AI corporations generally keep a decent grip on their models to discourage misuse. For instance, should you ask ChatGPT to provide you somebody’s phone number or instructions for doing something illegal, it would likely just let you know it cannot help. Nonetheless, as many examples over time have shown, clever prompt engineering or model fine-tuning can sometimes get these models to say things they otherwise wouldn’t. The unwanted information should be hiding somewhere contained in the model in order that it could possibly be accessed with the best techniques.
At present, corporations are inclined to take care of this issue by applying guardrails; the concept is to examine whether the prompts or the AI’s responses contain disallowed material. Machine unlearning as a substitute asks whether an AI might be made to forget a chunk of data that the corporate doesn’t want it to know. The technique takes a leaky model and the precise training data to be redacted and uses them to create a brand new model—essentially, a version of the unique that never learned that piece of knowledge. While machine unlearning has ties to older techniques in AI research, it’s only up to now couple of years that it’s been applied to large language models.
Jinju Kim, a master’s student at Sungkyunkwan University who worked on the paper with Ko and others, sees guardrails as fences across the bad data put in place to maintain people away from it. “You may’t get through the fence, but some people will still attempt to go under the fence or over the fence,” says Kim.
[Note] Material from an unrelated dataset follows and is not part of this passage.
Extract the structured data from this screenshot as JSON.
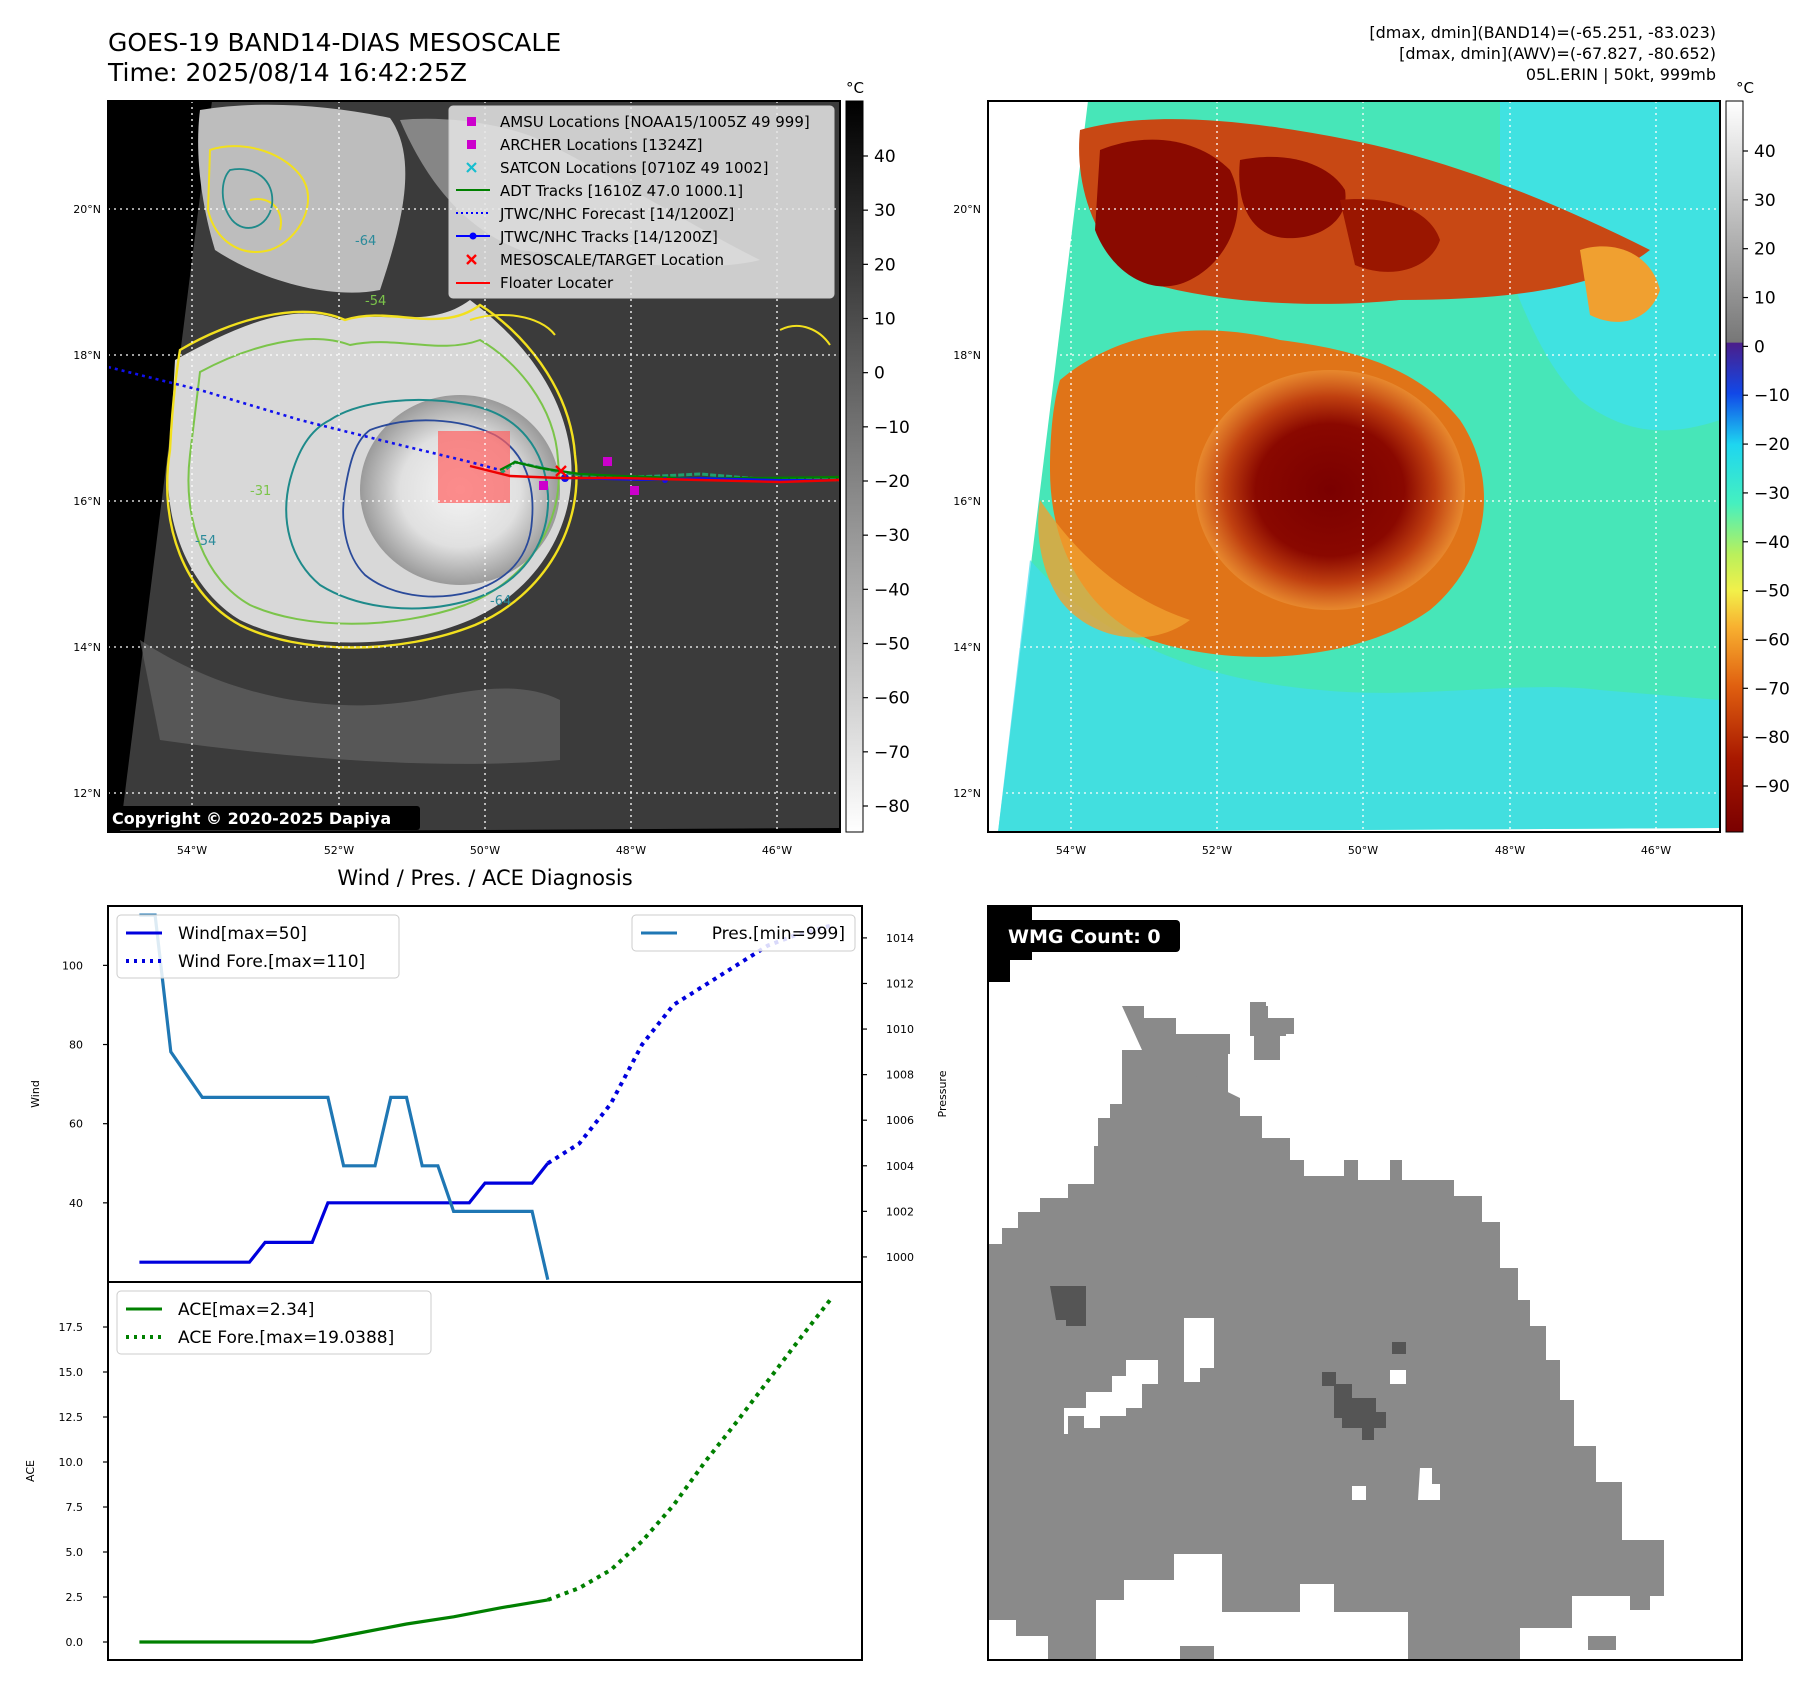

But unlearning, she says, attempts to remove the bad data altogether, so there’s nothing behind the fence in any respect.
The way in which current text-to-speech systems are designed complicates this somewhat more, though. These so-called “zero-shot” models use examples of individuals’s speech to learn to re-create any voice, including those not within the training set—with enough data, it could possibly be a superb mimic when supplied with even a small sample of somebody’s voice. So “unlearning” means a model not only must “forget” voices it was trained on but additionally has to learn to not mimic specific voices it wasn’t trained on. All of the while, it still must perform well for other voices.
To show how you can get those results, Kim taught a recreation of VoiceBox, a speech generation model from Meta, that when it was prompted to provide a text sample in one in every of the voices to be redacted, it should as a substitute respond with a random voice. To make these voices realistic, the model “teaches” itself using random voices of its own creation.
In accordance with the team’s results, that are to be presented this week on the International Conference on Machine Learning, prompting the model to mimic a voice it has “unlearned” gives back a result that—in response to state-of-the-art tools that measure voice similarity—mimics the forgotten voice greater than 75% less effectively than the model did before. In practice, this makes the brand new voice unmistakably different. However the forgetfulness comes at a price: The model is about 2.8% worse at mimicking permitted voices. While these percentages are a bit hard to interpret, the demo the researchers released online offers very convincing results, each for a way well redacted speakers are forgotten and the way well the remaining are remembered. A sample from the demo is given below.
Ko says the unlearning process can take “several days,” depending on what number of speakers the researchers want the model to forget. Their method also requires an audio clip about five minutes long for every speaker whose voice is to be forgotten.
In machine unlearning, pieces of knowledge are sometimes replaced with randomness in order that they’ll’t be reverse-engineered back to the unique. On this paper, the randomness for the forgotten speakers could be very high—an indication, the authors claim, that they’re truly forgotten by the model.
“I actually have seen people optimizing for randomness in other contexts,” says Vaidehi Patil, a PhD student on the University of North Carolina at Chapel Hill who researches machine unlearning. “That is one in every of the primary works I’ve seen for speech.” Patil is organizing a machine unlearning workshop affiliated with the conference, and the voice unlearning research may even be presented there.